The results of this study indicated that a child's gender was the only demographic variable that significantly predicted the caregiver burden of mothers of children with cancer. Consistent with previous research (22, 29), the caregiver burden was found to be significantly associated with the gender of the sick child. Specifically, mothers of male children with cancer experienced a greater burden than mothers of female children. However, some studies did not find a significant effect of a child's gender on the burden of care (8). It is possible that gender indirectly influences caregiver burden by affecting other factors that contribute to its increase. For example, research has shown that girls tend to exhibit more adaptive behaviors than boys when faced with new situations, including accepting cancer treatments (38). This could potentially make it easier for mothers to manage the challenges of caregiving.

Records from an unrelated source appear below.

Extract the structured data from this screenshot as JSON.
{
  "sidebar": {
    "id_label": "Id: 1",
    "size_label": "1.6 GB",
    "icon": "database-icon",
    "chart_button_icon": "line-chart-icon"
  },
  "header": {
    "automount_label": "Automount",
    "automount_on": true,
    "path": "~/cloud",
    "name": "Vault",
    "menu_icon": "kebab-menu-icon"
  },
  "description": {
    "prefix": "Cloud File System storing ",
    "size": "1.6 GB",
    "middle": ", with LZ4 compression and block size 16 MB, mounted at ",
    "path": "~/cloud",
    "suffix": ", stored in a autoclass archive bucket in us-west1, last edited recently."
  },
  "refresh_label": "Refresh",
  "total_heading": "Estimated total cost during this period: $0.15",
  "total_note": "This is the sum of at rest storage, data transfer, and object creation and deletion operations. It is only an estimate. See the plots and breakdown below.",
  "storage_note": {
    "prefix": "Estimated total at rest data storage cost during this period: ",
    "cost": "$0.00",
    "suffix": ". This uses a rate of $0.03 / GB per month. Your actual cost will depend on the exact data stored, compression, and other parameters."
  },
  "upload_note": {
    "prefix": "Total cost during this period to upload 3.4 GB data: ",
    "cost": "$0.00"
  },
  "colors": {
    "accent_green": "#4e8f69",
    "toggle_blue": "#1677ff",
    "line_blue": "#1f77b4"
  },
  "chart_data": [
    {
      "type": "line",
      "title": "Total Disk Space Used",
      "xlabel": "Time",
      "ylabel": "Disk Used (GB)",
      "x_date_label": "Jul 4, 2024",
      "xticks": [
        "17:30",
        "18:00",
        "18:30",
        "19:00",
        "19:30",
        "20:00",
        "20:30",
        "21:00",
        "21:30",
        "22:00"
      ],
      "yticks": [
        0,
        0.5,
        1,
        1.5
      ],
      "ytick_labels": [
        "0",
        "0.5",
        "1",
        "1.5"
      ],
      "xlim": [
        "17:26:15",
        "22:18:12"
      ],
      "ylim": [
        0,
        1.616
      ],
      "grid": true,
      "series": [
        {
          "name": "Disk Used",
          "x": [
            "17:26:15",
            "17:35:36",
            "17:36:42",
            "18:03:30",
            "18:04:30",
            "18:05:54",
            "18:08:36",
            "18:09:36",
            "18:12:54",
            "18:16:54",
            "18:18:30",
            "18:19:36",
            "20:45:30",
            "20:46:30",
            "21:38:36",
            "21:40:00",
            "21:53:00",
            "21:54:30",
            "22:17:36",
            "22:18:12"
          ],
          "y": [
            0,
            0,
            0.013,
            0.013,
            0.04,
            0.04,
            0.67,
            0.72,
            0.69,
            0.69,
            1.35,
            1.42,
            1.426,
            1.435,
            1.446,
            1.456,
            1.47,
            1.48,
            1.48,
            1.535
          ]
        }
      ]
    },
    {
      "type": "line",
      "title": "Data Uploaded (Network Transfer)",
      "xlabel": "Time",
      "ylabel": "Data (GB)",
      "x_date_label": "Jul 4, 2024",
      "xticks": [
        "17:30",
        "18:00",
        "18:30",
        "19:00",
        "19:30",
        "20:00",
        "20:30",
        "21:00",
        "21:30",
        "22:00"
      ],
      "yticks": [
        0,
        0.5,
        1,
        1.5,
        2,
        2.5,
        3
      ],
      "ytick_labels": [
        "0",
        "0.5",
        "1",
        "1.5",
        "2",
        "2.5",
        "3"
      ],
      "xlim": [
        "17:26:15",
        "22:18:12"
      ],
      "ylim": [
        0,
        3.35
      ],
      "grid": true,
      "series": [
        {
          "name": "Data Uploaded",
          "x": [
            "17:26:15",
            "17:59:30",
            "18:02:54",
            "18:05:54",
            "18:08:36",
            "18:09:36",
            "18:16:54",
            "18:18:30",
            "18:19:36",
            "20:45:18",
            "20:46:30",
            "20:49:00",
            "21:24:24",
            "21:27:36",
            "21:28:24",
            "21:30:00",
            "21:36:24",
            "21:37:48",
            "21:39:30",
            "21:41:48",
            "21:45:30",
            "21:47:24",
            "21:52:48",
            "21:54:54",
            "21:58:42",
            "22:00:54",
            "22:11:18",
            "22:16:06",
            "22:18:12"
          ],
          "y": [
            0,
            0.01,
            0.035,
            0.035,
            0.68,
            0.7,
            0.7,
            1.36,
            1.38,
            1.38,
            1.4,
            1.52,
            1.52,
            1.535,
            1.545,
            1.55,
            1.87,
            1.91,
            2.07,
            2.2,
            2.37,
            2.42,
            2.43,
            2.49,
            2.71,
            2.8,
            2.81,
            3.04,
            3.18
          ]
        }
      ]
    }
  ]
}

The present study has a few limitations. It focused exclusively on mothers of children with cancer, so the findings cannot be generalized to caregivers of children with other chronic conditions. Additionally, the use of self-report questionnaires for data collection may have resulted in subjective responses.
The study revealed that the caregiver burden among mothers of children with cancer was moderate, while their resilience levels were high. The majority of mothers used neurotic defense styles. Furthermore, the results showed that an increase in resilience was significantly associated with a decrease in caregiver burden. However, no significant relationship was found between defense styles and caregiver burden. These findings suggest that interventions, as well as psychological and counseling programs aimed at enhancing resilience, could be beneficial in reducing the caregiver burden among mothers of children with cancer.